Pero frente a este innegable poder, el anticlericalismo en España experimentó un poderoso auge desde comienzos del siglo XX. Las clases trabajadoras urbanas se habían alejado casi completamente de la Iglesia. El laicismo y el abierto anticlericalismo habían calado en el proletariado donde la influencia ideológica anarquista y socialista era evidente, pero también cobraba fuerza en los sectores progresistas de la pequeña burguesía. La mayoría de los intelectuales, por su parte, en un momento de esplendor de la cultura española, estaba muy lejos de lo que representaba la Iglesia, especialmente desde el conflicto religioso que terminó desembocando en la creación de la Institución Libre de Enseñanza.
El anticlericalismo español no era monolítico, como ya podemos sospechar por lo expuesto en el párrafo anterior.

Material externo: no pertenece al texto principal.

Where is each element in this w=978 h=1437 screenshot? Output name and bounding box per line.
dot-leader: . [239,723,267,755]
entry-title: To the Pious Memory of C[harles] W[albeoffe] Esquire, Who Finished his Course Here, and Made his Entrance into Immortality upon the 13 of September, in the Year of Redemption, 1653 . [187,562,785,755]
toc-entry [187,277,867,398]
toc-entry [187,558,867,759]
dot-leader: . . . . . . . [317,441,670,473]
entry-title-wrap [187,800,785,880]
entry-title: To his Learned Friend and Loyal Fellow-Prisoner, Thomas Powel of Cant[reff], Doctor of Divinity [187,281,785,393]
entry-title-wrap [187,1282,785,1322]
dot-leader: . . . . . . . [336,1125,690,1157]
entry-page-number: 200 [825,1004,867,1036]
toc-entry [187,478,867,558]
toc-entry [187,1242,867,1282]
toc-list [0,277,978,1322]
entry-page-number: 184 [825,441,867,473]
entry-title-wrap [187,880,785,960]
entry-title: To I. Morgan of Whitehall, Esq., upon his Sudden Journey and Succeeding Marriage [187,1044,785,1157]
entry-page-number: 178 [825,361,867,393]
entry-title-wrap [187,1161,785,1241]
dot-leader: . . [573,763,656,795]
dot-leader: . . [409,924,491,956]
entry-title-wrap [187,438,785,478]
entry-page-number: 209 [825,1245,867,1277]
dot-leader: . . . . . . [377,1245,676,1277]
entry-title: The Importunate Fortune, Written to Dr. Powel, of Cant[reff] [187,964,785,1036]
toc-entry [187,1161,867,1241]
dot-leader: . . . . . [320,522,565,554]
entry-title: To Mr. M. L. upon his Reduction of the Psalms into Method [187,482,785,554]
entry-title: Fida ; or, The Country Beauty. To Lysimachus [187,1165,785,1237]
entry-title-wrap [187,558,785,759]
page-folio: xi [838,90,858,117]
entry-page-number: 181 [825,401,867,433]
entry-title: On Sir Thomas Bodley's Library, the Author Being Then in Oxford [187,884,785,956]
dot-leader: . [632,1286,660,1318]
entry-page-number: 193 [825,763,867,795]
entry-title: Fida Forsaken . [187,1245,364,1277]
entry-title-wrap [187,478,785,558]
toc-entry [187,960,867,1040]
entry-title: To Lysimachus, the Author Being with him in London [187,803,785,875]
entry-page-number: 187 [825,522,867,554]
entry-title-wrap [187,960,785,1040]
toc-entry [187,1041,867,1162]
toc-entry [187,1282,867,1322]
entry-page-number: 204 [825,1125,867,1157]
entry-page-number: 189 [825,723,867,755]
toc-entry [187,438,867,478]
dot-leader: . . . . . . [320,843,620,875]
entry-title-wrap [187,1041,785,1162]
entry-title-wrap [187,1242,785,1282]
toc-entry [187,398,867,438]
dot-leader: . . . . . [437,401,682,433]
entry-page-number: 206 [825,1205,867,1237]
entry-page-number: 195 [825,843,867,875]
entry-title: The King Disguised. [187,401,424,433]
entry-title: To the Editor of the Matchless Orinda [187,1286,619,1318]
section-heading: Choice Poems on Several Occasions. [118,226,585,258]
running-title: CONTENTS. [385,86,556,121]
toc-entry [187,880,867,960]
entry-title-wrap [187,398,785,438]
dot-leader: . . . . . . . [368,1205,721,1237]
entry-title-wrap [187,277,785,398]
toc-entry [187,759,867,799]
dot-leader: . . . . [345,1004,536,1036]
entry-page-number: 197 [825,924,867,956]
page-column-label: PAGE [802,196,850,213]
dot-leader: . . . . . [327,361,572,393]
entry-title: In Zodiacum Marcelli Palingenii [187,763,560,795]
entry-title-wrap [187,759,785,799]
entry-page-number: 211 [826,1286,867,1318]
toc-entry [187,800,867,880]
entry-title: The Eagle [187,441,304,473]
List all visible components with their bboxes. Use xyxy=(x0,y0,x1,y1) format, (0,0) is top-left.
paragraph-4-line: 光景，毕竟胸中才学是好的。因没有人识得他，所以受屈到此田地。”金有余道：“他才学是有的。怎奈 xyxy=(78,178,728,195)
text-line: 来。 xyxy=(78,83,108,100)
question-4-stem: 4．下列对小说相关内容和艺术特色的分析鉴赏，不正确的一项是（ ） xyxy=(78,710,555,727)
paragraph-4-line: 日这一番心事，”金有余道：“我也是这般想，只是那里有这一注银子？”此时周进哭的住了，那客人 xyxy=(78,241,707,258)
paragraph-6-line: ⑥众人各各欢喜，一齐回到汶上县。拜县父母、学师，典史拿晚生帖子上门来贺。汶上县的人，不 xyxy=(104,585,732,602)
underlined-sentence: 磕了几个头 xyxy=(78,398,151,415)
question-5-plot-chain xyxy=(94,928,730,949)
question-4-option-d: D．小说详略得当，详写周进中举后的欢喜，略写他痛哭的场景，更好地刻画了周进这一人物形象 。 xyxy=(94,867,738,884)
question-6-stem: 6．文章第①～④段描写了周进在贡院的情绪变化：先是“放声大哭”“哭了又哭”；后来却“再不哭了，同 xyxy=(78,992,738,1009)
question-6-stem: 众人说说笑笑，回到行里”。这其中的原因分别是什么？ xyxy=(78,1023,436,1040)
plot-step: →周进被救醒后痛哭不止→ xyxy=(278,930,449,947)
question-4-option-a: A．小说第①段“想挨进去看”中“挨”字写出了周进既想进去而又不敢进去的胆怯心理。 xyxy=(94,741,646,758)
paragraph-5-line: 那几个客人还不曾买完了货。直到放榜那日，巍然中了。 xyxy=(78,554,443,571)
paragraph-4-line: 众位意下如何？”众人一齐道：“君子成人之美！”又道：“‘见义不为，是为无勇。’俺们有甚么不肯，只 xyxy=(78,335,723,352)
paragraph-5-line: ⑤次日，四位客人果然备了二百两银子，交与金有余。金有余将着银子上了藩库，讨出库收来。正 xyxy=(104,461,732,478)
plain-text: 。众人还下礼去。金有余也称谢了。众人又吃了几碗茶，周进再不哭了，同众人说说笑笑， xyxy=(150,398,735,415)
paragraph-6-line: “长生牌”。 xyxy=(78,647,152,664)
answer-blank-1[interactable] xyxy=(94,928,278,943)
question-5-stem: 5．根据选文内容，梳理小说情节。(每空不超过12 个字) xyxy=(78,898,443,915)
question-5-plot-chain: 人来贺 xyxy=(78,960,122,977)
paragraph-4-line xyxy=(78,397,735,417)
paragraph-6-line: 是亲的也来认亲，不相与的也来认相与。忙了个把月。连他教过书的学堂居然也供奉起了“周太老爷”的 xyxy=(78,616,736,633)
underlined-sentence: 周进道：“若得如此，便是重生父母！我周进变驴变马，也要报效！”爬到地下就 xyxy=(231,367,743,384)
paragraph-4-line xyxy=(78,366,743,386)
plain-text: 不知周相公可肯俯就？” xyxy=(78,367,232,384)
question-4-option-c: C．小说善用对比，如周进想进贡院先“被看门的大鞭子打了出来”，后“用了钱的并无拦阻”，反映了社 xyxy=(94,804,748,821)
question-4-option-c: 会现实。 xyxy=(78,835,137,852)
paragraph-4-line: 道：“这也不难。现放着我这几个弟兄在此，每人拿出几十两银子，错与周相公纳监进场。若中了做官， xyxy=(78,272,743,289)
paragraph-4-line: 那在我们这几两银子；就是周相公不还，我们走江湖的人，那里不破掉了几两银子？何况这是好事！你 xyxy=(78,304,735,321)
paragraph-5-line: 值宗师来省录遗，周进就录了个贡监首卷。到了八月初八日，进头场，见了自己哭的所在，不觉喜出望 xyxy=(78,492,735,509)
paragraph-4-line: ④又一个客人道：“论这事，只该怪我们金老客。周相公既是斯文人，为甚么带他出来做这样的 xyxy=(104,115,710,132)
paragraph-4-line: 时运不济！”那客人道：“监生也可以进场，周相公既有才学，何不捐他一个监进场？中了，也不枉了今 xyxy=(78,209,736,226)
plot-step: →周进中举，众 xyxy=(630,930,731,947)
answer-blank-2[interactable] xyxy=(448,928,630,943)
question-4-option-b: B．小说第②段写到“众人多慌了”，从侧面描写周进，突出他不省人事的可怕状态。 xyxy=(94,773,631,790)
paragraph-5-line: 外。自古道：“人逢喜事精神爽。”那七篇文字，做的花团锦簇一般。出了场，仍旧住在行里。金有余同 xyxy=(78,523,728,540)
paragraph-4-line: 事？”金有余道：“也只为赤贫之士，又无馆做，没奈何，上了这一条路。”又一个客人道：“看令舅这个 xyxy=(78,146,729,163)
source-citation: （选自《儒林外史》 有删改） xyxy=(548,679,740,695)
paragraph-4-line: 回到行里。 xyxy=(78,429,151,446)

El anticlericalismo de los intelectuales y políticos reformistas del ámbito republicano y de gran parte del socialista buscaba cambios profundos pero desde la legalidad, desde las reformas que separasen la Iglesia del Estado sin concesión alguna pero respetando el hecho religioso y la libertad de conciencia. El anticlericalismo más popular apelaba a un odio casi visceral contra el clero, contra todo lo que representaba la Iglesia y la religión porque se vinculaban con el poder político y económico, como una faceta más de la lucha de clases. Parte del movimiento obrero alentó este tipo de anticlericalismo, que terminó por protagonizar hechos tan violentos como los que se produjeron en 1909 en la Semana Trágica, y en los inicios de la vida de la República, en mayo de 1931 con la quema de conventos, continuando con la explosión violenta contra el clero al estallar la Guerra Civil.